Group Five Construction was appointed as a contractor to carry out the Pearls of Umhlanga – Pearl Sky project in Durban, a spectacular residential resort offering luxury apartments and penthouses. In terms of the JBCC Series 2000 Nominated/Selected Subcontract Agreement 5.0 of 2007 (the “Subcontract”), Millenium Aluminium and Glass Services CC (“Millenium”) was appointed as a subcontractor for the completion of the works. In terms of the Subcontract, Millenium was required to furnish a performance guarantee in favour of Group Five Construction. As such, Millenium obtained and provided such a guarantee from Constantia Insurance Company Limited (“Constantia”).
Millenium argued that the demand by Group Five Construction on Constantia was incorrectly made as the payment certificate was issued by Group Five KZN instead of Group Five Construction. Millenium averred that Group Five KZN was not a party to the underlying contract and the guarantee, which was not a party to neither the construction contract or the guarantee . As such, Millenium argued that Constantia was not obliged to pay as the demand was made by the wrong party.

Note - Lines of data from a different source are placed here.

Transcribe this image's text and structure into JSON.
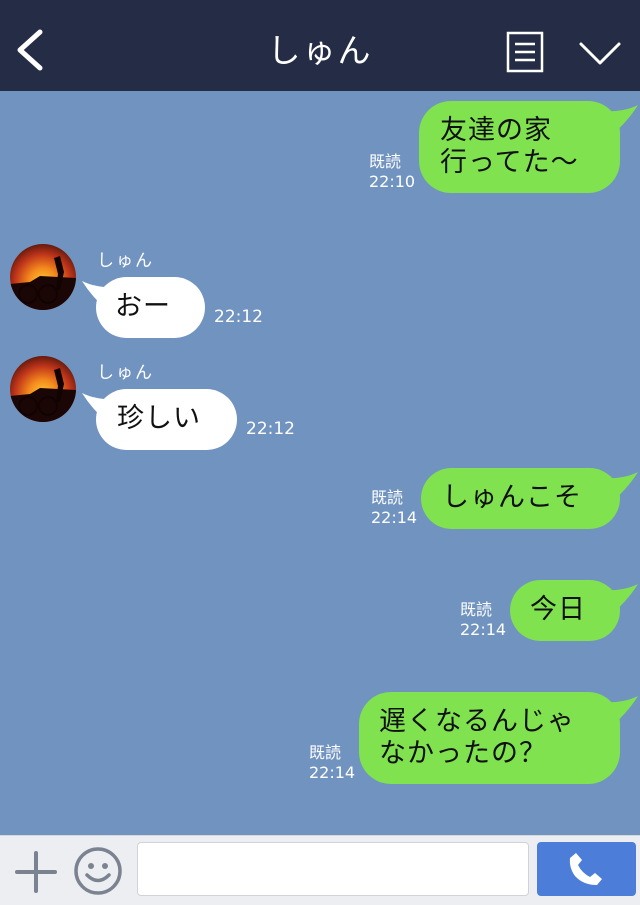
{
  "header": {
    "title": "しゅん",
    "back_icon": "chevron-left-icon",
    "menu_icon": "note-list-icon",
    "collapse_icon": "chevron-down-icon"
  },
  "messages": [
    {
      "direction": "out",
      "lines": [
        "友達の家",
        "行ってた〜"
      ],
      "read_label": "既読",
      "time": "22:10"
    },
    {
      "direction": "in",
      "sender": "しゅん",
      "lines": [
        "おー"
      ],
      "time": "22:12"
    },
    {
      "direction": "in",
      "sender": "しゅん",
      "lines": [
        "珍しい"
      ],
      "time": "22:12"
    },
    {
      "direction": "out",
      "lines": [
        "しゅんこそ"
      ],
      "read_label": "既読",
      "time": "22:14"
    },
    {
      "direction": "out",
      "lines": [
        "今日"
      ],
      "read_label": "既読",
      "time": "22:14"
    },
    {
      "direction": "out",
      "lines": [
        "遅くなるんじゃ",
        "なかったの？"
      ],
      "read_label": "既読",
      "time": "22:14"
    }
  ],
  "input_bar": {
    "message_value": "",
    "plus_icon": "plus-icon",
    "emoji_icon": "smiley-icon",
    "call_icon": "phone-icon"
  },
  "colors": {
    "header_bg": "#242d45",
    "chat_bg": "#7193c0",
    "outgoing_bubble": "#80e24e",
    "incoming_bubble": "#ffffff",
    "call_button": "#4c7ed9"
  }
}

The High Court rejected Millenium’s argument . The basis of the High Court’s rejection was that Group Five KZN and Group Five Coastal were the same company with the same registration number, with Group Five Coastal having simply changed its name to Group Five KZN. The court went further and noted that in terms of the guarantee, Group Five Coastal acted as agents for Group Five Construction, and therefore any document issued by Group Five Coastal was effected as the agent for Group Five Construction. The court stated that Group Five Construction was in compliance with clause 4 of the guarantee and it ordered Constantia to pay Group Five Construction the amount claimed in terms of the guarantee.
Millenium, appealed to the SCA and argued that strict compliance of demand guarantees is required, and that since the payment certificate and reconciliation statement were not in the name of the contractor as defined in the guarantee, the High Court ought to have found that the requirements of the guarantee were not met. The SCA stated that the issue for determination was whether there was compliance with the guarantee where an entity that made the demand on guarantee, was not the same entity that issued the payment certificate and reconciliation statement. Clause 4.1 states that a written demand must be issued by the contractor to the subcontractor, stating that the amount certified in a payment advice was not paid. The payment advice was issued by Group Five KZN (Group Five Coastal), acting as the agent for Group Five Construction. In terms of clause 4.2 and 4.3 the payment advice was sent with an on-demand guarantee made by Group Five Coastal on Constantia. There was no doubt Constantia knew the identity of the contractor as it had issued the guarantee and the payment advice specifically referred to the project, Pearls of Umhlanga – Pears Sky, and identified the subcontractor as Millenium.
The SCA accordingly dismissed Millenium’s appeal, holding that Group Five Construction had met the requirements in order to rely on the guarantee and as a result was entitled to payment under the construction guarantee from Constantia.